O serviço de oftalmologia deve ser consultado para realizar um exame de fundo de olho com a retina dilatada, se a criança estiver clinicamente estável.[39] Pode ser necessário adiar esse exame se o quadro clínico da criança inspirar cuidados. A hemorragia retiniana pode ser transitória: de preferência, a consulta oftalmológica deve ocorrer até 24 horas após a criança ser levada em busca de cuidados médicos.[39]
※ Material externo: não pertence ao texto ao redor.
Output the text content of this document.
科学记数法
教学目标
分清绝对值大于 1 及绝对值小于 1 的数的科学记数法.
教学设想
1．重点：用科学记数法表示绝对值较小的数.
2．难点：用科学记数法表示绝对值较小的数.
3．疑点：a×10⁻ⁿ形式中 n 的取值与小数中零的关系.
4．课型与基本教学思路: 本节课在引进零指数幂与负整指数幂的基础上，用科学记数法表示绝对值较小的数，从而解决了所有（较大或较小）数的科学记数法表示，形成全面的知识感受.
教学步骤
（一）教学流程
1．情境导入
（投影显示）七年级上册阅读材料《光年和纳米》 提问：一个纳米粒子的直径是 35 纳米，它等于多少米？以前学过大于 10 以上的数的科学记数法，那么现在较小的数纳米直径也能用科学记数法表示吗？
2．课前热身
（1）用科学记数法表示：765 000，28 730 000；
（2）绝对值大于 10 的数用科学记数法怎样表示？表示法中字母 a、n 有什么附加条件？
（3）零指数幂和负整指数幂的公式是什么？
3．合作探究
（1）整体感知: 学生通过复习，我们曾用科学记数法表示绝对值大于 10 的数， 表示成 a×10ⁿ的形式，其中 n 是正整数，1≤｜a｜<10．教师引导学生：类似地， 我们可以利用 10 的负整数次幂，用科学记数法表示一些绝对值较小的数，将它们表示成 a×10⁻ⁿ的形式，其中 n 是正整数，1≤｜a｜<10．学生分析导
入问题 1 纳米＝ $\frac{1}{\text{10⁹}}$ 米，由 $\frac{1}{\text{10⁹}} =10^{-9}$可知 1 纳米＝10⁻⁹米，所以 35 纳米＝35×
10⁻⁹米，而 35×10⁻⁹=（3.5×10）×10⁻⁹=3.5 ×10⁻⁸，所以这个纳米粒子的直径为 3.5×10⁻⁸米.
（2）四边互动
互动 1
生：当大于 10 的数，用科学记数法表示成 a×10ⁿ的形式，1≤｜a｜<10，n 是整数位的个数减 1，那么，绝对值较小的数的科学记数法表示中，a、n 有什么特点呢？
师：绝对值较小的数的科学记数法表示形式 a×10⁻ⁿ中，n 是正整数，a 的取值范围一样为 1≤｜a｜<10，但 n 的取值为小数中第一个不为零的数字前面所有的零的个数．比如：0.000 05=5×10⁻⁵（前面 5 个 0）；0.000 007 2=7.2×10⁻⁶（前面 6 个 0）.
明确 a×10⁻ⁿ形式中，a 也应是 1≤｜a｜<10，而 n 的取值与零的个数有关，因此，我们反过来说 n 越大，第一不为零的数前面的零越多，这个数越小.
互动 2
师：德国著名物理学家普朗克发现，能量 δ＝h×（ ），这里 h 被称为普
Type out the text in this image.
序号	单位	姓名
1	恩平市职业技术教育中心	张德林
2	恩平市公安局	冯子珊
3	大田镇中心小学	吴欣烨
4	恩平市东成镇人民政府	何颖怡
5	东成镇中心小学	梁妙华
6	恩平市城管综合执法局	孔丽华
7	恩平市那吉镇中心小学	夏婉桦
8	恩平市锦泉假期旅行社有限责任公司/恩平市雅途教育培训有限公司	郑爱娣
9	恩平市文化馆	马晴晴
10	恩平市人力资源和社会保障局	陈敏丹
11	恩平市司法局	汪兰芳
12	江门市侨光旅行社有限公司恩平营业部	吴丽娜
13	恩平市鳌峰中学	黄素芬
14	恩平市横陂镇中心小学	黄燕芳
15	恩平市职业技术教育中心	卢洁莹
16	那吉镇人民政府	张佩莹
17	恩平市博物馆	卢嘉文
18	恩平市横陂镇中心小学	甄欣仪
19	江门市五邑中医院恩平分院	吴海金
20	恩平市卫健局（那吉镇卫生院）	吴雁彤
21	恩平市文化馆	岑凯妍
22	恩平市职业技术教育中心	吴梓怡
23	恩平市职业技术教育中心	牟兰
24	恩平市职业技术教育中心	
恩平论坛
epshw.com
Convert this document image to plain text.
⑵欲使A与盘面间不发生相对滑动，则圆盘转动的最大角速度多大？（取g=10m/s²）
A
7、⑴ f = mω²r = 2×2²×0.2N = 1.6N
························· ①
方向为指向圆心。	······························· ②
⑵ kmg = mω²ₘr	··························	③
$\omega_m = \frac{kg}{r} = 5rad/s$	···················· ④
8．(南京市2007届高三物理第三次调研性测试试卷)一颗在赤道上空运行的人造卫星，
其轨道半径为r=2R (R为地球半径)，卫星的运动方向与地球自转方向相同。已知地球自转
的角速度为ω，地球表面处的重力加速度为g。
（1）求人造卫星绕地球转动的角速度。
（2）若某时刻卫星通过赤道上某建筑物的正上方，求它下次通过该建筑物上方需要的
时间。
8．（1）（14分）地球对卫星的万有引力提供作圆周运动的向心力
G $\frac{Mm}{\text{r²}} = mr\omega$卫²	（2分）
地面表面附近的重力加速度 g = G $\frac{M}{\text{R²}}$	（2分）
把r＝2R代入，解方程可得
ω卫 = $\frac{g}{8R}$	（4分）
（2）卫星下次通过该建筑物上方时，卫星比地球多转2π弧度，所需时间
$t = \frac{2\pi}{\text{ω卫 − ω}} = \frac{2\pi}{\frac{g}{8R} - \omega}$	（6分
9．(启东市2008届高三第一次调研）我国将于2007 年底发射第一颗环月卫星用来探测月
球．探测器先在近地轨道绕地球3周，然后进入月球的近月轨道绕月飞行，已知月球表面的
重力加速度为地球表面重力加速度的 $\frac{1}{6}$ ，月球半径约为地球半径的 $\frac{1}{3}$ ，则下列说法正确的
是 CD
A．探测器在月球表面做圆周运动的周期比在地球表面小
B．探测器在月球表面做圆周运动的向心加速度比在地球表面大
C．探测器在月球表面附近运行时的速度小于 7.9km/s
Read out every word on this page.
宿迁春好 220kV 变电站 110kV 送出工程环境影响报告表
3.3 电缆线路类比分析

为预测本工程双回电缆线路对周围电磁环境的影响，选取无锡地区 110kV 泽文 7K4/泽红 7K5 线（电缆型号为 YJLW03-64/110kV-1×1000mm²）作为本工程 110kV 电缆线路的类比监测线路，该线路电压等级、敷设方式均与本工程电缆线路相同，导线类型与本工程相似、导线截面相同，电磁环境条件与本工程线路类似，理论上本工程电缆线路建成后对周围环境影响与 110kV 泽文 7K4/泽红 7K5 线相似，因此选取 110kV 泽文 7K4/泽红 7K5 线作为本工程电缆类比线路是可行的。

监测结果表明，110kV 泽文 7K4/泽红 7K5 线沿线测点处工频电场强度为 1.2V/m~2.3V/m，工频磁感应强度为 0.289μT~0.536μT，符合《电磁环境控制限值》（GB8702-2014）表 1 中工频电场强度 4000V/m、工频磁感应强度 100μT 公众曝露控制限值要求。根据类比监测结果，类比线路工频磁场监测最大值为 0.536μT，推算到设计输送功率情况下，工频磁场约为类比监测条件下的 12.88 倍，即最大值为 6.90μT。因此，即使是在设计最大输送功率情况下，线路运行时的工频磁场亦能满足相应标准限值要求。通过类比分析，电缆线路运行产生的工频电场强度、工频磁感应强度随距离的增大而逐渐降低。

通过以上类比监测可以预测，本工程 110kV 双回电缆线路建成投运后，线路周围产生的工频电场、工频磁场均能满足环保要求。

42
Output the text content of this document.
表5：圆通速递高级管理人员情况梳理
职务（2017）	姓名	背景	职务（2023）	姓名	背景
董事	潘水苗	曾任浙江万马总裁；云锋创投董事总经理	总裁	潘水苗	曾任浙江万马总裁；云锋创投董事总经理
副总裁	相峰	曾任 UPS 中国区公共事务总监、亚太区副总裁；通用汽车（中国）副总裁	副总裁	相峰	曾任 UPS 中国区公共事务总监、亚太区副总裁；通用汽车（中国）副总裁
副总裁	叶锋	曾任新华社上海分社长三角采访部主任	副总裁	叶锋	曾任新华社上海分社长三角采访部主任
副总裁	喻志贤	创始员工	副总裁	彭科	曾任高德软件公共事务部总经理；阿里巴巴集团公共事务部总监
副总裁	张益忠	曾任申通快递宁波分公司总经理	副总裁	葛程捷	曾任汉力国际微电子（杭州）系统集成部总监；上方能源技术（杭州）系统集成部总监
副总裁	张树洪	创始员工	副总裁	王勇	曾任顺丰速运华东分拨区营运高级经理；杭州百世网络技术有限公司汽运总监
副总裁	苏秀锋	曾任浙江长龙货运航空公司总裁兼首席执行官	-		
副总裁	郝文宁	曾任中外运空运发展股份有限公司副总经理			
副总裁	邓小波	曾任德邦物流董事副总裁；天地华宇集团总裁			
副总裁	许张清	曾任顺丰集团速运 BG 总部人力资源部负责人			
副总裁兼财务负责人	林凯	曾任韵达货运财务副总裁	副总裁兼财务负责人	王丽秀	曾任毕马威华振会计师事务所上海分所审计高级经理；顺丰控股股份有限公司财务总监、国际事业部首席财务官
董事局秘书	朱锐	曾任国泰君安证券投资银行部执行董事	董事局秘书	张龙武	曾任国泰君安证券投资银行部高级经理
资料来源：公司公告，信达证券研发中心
Acredita-se que a hemorragia retiniana disseminada em diversas camadas ocorra no sacudimento violento quando o humor vítreo, que é aderente à retina, é colocado em movimento, causando forças por cisalhamento na retina e separando suas camadas. A hemorragia retiniana pode ser unilateral ou bilateral. No entanto, em 15% a 25% dos casos não há evidência de hemorragia retiniana.[13][40][Figure caption and citation for the preceding image starts]: No trauma cranioencefálico violento, a hemorragia retiniana é geralmente disseminada e com diversas camadas, como observado nesta imagemDo arquivo pessoal de Alice Newton, MD; usado com permissão [Citation ends].
Imagens cranianas
As imagens cranianas são indicadas quando existe uma suspeita clara de lesão cerebral traumática intencional e nos casos em que há suspeita de um abuso mais generalizado.[41] Em lactentes com menos de 6 meses de vida, com achados de outras lesões por abuso físico, devem-se sempre obter as imagens cranianas.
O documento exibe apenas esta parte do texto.